Through the trees ahead, firelight flickered between the trunks. Voices drifted through the darkness, low and unhurried.
The Senju camp.
Amanai moved up beside Muzan without a word.
Toshiro closed his eyes and slowed his breathing. His face went still as he reached out with his senses. "Two sentries," he said under his breath. "One northwest, one south. About forty meters from the perimeter."
Naroi was already gone before Amanai could signal. He slipped between the trees and disappeared into the dark.

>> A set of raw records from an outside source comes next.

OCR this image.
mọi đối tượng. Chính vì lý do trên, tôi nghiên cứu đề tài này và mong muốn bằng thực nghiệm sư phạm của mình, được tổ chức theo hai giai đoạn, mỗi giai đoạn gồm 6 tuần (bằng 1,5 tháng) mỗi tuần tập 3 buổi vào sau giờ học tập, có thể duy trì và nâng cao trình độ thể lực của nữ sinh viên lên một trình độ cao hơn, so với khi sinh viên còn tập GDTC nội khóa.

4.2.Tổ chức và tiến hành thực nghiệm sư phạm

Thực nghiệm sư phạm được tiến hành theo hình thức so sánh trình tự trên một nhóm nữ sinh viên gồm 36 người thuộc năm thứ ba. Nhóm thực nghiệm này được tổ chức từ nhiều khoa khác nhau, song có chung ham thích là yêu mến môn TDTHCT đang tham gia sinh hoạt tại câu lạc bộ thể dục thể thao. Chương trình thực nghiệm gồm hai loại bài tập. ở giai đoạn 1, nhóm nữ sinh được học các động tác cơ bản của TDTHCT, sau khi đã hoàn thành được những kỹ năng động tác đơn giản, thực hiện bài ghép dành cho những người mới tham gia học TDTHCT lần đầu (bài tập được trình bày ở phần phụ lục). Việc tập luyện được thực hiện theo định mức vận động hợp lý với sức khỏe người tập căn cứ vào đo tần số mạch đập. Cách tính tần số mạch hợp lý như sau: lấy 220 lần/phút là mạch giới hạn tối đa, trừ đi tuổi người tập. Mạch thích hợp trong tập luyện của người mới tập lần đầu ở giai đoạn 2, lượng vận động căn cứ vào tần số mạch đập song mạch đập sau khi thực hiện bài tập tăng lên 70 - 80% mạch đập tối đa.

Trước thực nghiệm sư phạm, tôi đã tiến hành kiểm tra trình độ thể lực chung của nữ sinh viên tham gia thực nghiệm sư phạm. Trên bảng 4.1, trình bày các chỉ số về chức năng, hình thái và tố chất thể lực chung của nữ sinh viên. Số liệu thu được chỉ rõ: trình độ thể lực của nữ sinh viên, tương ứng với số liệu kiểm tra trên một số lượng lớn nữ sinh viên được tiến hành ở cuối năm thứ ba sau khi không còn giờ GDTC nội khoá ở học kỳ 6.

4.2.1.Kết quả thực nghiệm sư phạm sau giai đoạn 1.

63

Muzan turned to Sayuri. Her face was pale and her hands were tight on the kunai she'd drawn. The single tomoe in her Sharingan spun in that same uneven way, fast and unsteady.
"When it starts, don't freeze," Muzan said quietly. "Don't think too much. Move and stay alive."
She nodded but her breathing was too fast.
Naroi reappeared thirty seconds later with blood on his tanto. He wiped it on his sleeve. "Clear," he said.
The three squads split and moved to their positions. Miyako's team slipped north through the trees. Kenozo's team moved south with the old man at the front, walking like a man who had already said goodbye to everything that mattered to him.
Amanai led their squad west.
Muzan's heart was steady. His breathing was controlled. Tonight he would pay his last debt.